The most obvious difference between the book and the film is that in the film, Aunts Striker and Sponge live on, and pursue James in his peach across the Atlantic in their car. In the book, they are more miserable and bitter than evil and seem to have a vendetta against the world in general, rather than James. In the book they are killed when the peach rolls upon their house. In the film, Striker and Sponge actually come to New York City. The cinematic James has been fantasizing and dreaming about going to New York City and seeing the Empire State Building for his whole life. This is in contrast to the book where New York City is only briefly referenced at the beginning.
The James of the film is much more emotionally invigorated by his adventures and more empowered as a character than the James of the book. In the film, James, now powerful and emboldened with his success in navigating the peach with a compass and leading his insect friends, apprehends Striker and Sponge, and turns them over to the NYPD. The James in the book is fairly passive, but in the film James takes charge of the talking insects, steers the peach, and makes his way alone in New York City after he is separated from his friends. In the world of the film, the experiences of James with the peach are clearly more of a depiction of a child's powerful fantasy life than in the book. This is accomplished by a "Wizard of Oz" style split between ordinary life and fantasy life, where the original James is a real, live-action boy, who becomes a cartoon after he befriends the giant insects and the peach grows to giant size. The film is also more delicate in spirit and gentle, as befits a pure fantasy rather than a fantastic satire. Instead of rolling and careening about crushing evil people like the aunts and destroying things in its wake like James' former house, the cinematic peach is soon taken aloft by beautiful seagulls on gossamer webs. The film, although satirical like the book in its exposure of grown-up's bad behavior and the triumph of children, contains such moments to soften some of the blows of its humor.

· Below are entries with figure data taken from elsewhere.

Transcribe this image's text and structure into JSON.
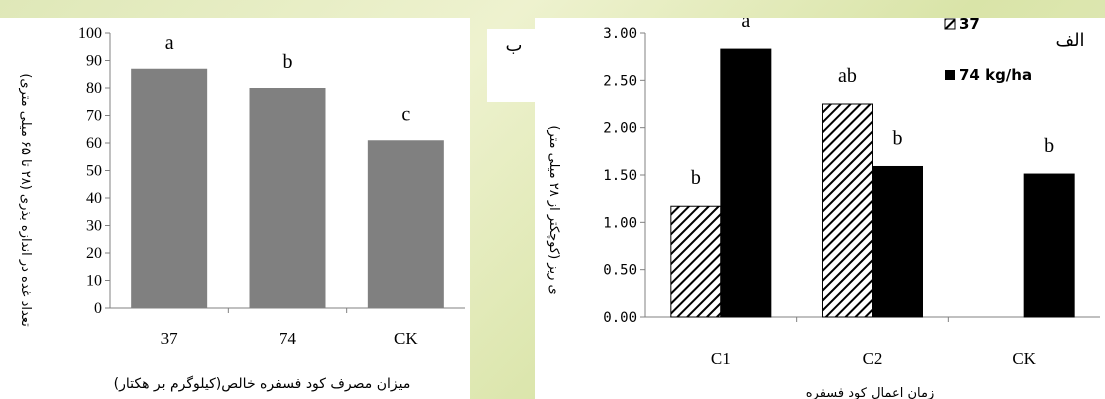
{
  "chart_data": [
    {
      "type": "bar",
      "panel_label": "ب",
      "categories": [
        "37",
        "74",
        "CK"
      ],
      "values": [
        87,
        80,
        61
      ],
      "letters": [
        "a",
        "b",
        "c"
      ],
      "ylabel": "تعداد غده در اندازه بذری (۲۸ تا ۶۵ میلی متری)",
      "xlabel": "میزان مصرف کود فسفره خالص(کیلوگرم بر هکتار)",
      "ylim": [
        0,
        100
      ],
      "yticks": [
        "0",
        "10",
        "20",
        "30",
        "40",
        "50",
        "60",
        "70",
        "80",
        "90",
        "100"
      ],
      "bar_color": "#808080",
      "grid": false
    },
    {
      "type": "bar",
      "panel_label": "الف",
      "categories": [
        "C1",
        "C2",
        "CK"
      ],
      "series": [
        {
          "name": "37",
          "values": [
            1.17,
            2.25,
            null
          ],
          "letters": [
            "b",
            "ab",
            ""
          ],
          "pattern": "hatch"
        },
        {
          "name": "74 kg/ha",
          "values": [
            2.83,
            1.59,
            1.51
          ],
          "letters": [
            "a",
            "b",
            "b"
          ],
          "pattern": "solid"
        }
      ],
      "ylabel": "ی ریز (کوچکتر از ۲۸ میلی متر)",
      "xlabel": "زمان اعمال کود فسفره",
      "ylim": [
        0,
        3
      ],
      "yticks": [
        "0.00",
        "0.50",
        "1.00",
        "1.50",
        "2.00",
        "2.50",
        "3.00"
      ],
      "legend_position": "top-right",
      "grid": false
    }
  ],
  "colors": {
    "dark": "#000000",
    "gray": "#808080",
    "panel_bg": "#ffffff"
  }
}
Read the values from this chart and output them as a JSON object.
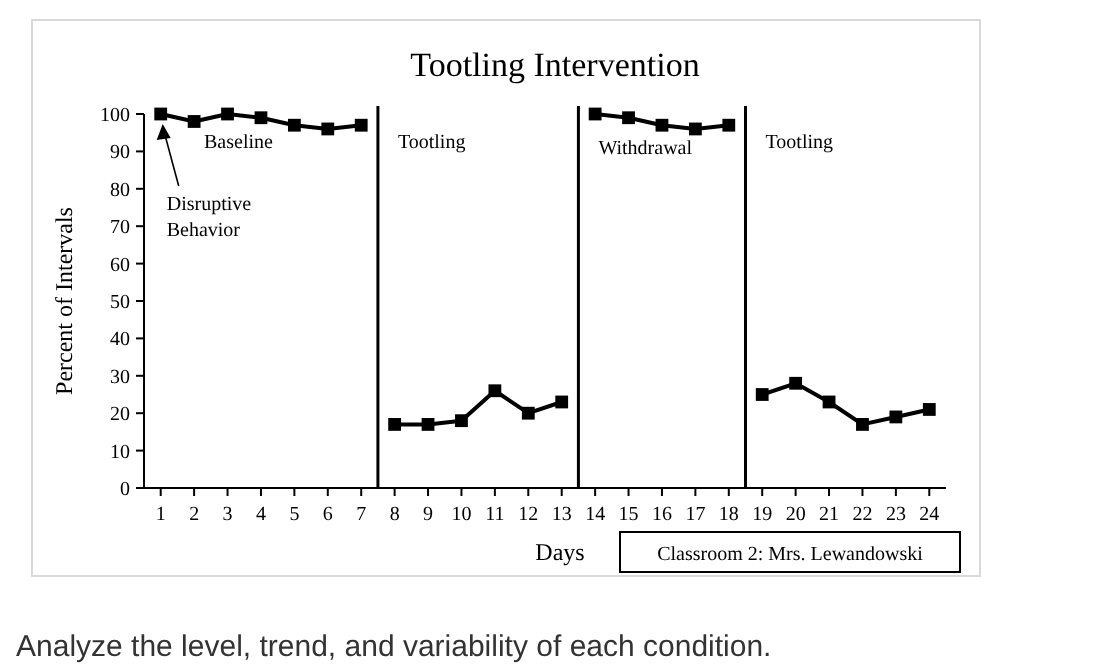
{
  "chart_data": {
    "type": "line",
    "title": "Tootling Intervention",
    "xlabel": "Days",
    "ylabel": "Percent of Intervals",
    "xlim": [
      0.5,
      24.5
    ],
    "xticks": [
      1,
      2,
      3,
      4,
      5,
      6,
      7,
      8,
      9,
      10,
      11,
      12,
      13,
      14,
      15,
      16,
      17,
      18,
      19,
      20,
      21,
      22,
      23,
      24
    ],
    "ylim": [
      0,
      100
    ],
    "yticks": [
      0,
      10,
      20,
      30,
      40,
      50,
      60,
      70,
      80,
      90,
      100
    ],
    "grid": false,
    "marker": "square",
    "line_style": "solid",
    "series": [
      {
        "color": "#000000",
        "x": [
          1,
          2,
          3,
          4,
          5,
          6,
          7
        ],
        "values": [
          100,
          98,
          100,
          99,
          97,
          96,
          97
        ]
      },
      {
        "color": "#000000",
        "x": [
          8,
          9,
          10,
          11,
          12,
          13
        ],
        "values": [
          17,
          17,
          18,
          26,
          20,
          23
        ]
      },
      {
        "color": "#000000",
        "x": [
          14,
          15,
          16,
          17,
          18
        ],
        "values": [
          100,
          99,
          97,
          96,
          97
        ]
      },
      {
        "color": "#000000",
        "x": [
          19,
          20,
          21,
          22,
          23,
          24
        ],
        "values": [
          25,
          28,
          23,
          17,
          19,
          21
        ]
      }
    ],
    "ref_lines": [
      {
        "axis": "x",
        "value": 7.5,
        "color": "#000000"
      },
      {
        "axis": "x",
        "value": 13.5,
        "color": "#000000"
      },
      {
        "axis": "x",
        "value": 18.5,
        "color": "#000000"
      }
    ],
    "annotations": [
      "Disruptive Behavior",
      "Baseline",
      "Tootling",
      "Withdrawal",
      "Tootling",
      "Classroom 2: Mrs. Lewandowski",
      "Analyze the level, trend, and variability of each condition."
    ]
  }
}
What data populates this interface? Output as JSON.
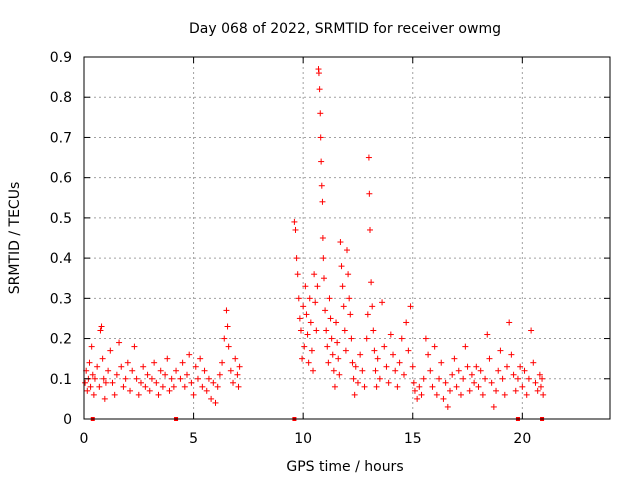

Another important element of the film not contained in the book is the way that James' parents have died. In the book, this is told in an off-hand, funny, and cruel manner -- they are devoured by a rhinoceros who has escaped from the London zoo. In the film, the viewers actually see James' life before he has to move in with his aunts, which appears much happier. The rhinoceros looks more evil, than randomly and humorously cruel like the escaped animal from the zoo. This gives a kind of moral purpose to James' later pursuit of evildoers like his aunts in New York.